Hannah also said Pittsburgh was a prime location for setting up Plextronics because raw materials such as aluminum, glass and plastics are produced locally.
Patrick McCarthy of ATRP Solutions, a polymer maker using technology developed at Carnegie Mellon, also said the key elements for a green company come together in Pittsburgh.
“In this city, we have a history of materials companies commercializing products. This expertise is not everywhere in the country,” McCarthy said.
Despite all its strides — Pittsburgh has one of the largest green collar work forces for a US city its size — some doubt green jobs will be a major engine for the economy.
Lester Lave, an economics professor and director of the Green Design Institute at Carnegie Mellon, said neither oil nor coal will be replaced any time soon. He also said politicians were overly optimistic in their assumptions about new jobs.
There has long been debate along left-right political lines about the viability of green energy and the large government funding needed to get renewable energy off the ground.
The US$787 billion economic stimulus package that Obama signed into law in February included more than US$60 billion in clean energy investments.
A green economy would boost energy independence and reduce a chronic US trade deficit, advocates say.

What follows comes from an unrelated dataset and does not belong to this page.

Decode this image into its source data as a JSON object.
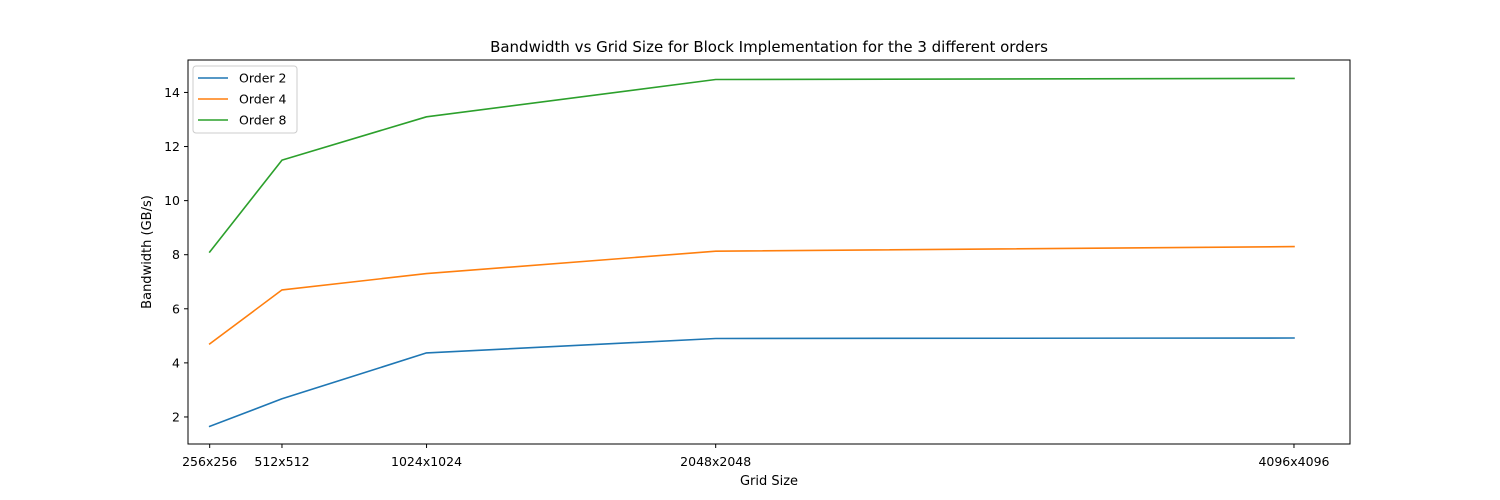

But that dream is still far away: solar and wind power accounted for just 0.6 percent of US energy consumption last year, according to the US Energy Information Administration.
Another selling point for a green economy is that a green collar work force earns 10 percent to 20 percent more than other jobs, the Council of Economic Advisors has said. And those jobs are more likely to be union jobs, the council said.
The poster child for a green economy is solar power, which is expected to drive jobs growth, especially in installation.
But costs still outweigh benefits and industry experts say grid parity is a tipping point that is several years away. Grid parity refers to when solar costs come in line with the cost of electricity from the power grid.
Investors have made big bets on solar energy. There are about 45 publicly traded companies in the sector whose market capitalization is about US$50 billion.
A number of catalysts could spark a sudden conversion to solar panels, as was seen with the rapid adoption of cell phones in the late 1990s, said Shawn Kravetz, president of Esplanade Capital LLC in Boston, who has a fund dedicated to solar energy.
A tipping point could come earlier than many think, perhaps by 2011, especially if carbon taxes or a cap-and-trade program aimed at limiting carbon emissions comes about, Kravetz said. A fall in panel prices, cheap financing and the first solar panel to go up in a neighborhood are enough to spark sales, he said.
“People are more aware that solar isn’t a newfangled technology, it’s by-and-large a 30-year-old technology that works,” he said. “We just need to get the cost to where it’s cost effective, and where, thanks to some government support, we’re finally there.”